Bolu Abant İzzet Baysal Üniversitesi Yenilikçi Gıda Teknolojileri Geliştirme Uygulama ve Araştırma Merkezi (YENİGIDAM), gıdalarda taklit ve tağşiş yapılıp yapılmadığını IRMS karbon analizi yöntemi ile artık kesin olarak belirleyebilecek.
Doğu Marmara Kalkınma Ajansı (MARKA) tarafından finanse edilen, YENİGIDAM yürütücülüğünde Bolu Valiliği, Bolu Belediye Başkanlığı ve Bolu Ticaret ve Sanayi Odası (BTSO) iş birliğinde gerçekleştirilen “Gıdanın Soy Ağacı” projesinin açılış toplantısı yapıldı.
BTSO’da gerçekleştirilen toplantıya, Bolu Belediye Başkan Yardımcısı Emine Davarcıoğlu, BAİBÜ Rektör Yardımcısı Prof. Dr.
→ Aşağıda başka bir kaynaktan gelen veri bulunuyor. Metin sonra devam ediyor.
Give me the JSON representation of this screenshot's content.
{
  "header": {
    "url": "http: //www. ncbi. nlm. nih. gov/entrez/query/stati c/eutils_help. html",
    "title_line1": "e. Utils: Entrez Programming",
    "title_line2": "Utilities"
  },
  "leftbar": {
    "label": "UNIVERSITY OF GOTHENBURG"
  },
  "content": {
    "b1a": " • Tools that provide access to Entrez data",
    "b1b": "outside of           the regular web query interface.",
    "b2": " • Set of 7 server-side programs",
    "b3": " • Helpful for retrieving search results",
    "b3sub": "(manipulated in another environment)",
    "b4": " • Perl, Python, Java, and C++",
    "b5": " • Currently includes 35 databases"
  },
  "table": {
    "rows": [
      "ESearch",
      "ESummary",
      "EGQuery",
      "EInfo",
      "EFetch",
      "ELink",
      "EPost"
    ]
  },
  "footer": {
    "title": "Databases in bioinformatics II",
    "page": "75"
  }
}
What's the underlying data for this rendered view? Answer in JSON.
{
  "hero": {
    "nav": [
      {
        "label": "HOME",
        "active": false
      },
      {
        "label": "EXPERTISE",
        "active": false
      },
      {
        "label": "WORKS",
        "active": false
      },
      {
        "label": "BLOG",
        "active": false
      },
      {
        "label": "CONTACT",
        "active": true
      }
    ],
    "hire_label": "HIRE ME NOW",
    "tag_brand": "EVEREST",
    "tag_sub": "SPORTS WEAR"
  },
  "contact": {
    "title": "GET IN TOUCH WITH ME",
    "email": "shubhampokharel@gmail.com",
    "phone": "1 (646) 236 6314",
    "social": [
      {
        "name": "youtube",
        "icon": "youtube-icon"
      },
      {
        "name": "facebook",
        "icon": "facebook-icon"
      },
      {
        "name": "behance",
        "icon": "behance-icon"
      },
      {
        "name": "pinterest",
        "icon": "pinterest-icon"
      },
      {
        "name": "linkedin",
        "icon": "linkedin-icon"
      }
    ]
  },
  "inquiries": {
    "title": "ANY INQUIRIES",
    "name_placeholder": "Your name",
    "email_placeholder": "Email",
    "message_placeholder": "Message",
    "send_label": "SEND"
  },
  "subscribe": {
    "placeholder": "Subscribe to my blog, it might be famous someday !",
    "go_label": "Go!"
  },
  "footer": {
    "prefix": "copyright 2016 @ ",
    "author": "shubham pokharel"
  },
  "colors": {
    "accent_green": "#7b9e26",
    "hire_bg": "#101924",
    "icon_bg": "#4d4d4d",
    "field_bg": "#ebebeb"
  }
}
Mustafa Yaman, Genel Sekreter Doç. Dr. Samettin Gündüz, BTSO Yönetim Kurulu Başkan Yardımcıları Mustafa Özkoparan ve Hakkı Fidan ile projeye emeği geçenler katıldı.
Toplantının açılış konuşmasını yapan Rektör Yardımcısı Prof. Dr. Mustafa Yaman, Gıdanın Soy Ağacı projesinin önemli bir proje olduğunu kaydederek, projenin, üniversitenin Bolu ve bölgeyle bütünleşmesine katkı sağlayacağını vurguladı. Bolu Abant İzzet Baysal Üniversitesi’nin Bolu’nun kalkınmasına büyük katkılar sağladığını ifade eden Prof. Dr. Yaman, üniversitemizin bu konuda üzerine düşen görevleri yerine getirdiğini ve bunun için gayretlerini sürdürdüğünü söyledi.
Proje Yürütücüsü Prof. Dr. Gülsün Akdemir Evrendilek, Gıdanın Soy Ağacı projesini tanıttı. Gıdaların orijinlerinin sağlıklı bir şekilde nasıl tespit edilebileceği fikri doğrultusunda projenin ortaya çıktığını anlatan Prof. Dr. Evrendilek, “Rektörlüğümüzün desteğiyle Bolu Valiliği, Bolu Belediyesi ve BTSO’yla toplantılar yaptık. Sonuçta projenin Bolu ve bölge için önemli olduğu kararlaştırıldı. Bolu ili Arı Ürünleri Yetiştiricileri Birliği, Ziraat Mühendisleri Odası ile Gıda Mühendisleri Odası Bolu İl Temsilcilikleri ve özel sektör paydaşlarıyla beraber projeye son şeklini verdik. MARKA desteğiyle de projemiz başladı.” dedi.
Coğrafi işaretlemeler ya da diğer çalışmalarda genelde kimyasal, fiziksel ve duyusal kalite analizleri yaptıklarını kaydeden Prof. Dr. Evrendilek, “Ancak ‘Bu ürün şu coğrafyada üretilmiştir’ gibi kesin kanıtlar veya bunu ispatlayacak verilerimiz mevcut değildi. Dolayısıyla bu projenin en önemli ayağı, coğrafi işaret başvurularında ve gıdalarda yapılan taklit, tağşiş ve hile gibi durumlarda gıdanın orijinini belirleyip katılan maddelerin ve hile yapılan ürünlerin tespitini sağlamak oldu.” diye konuştu.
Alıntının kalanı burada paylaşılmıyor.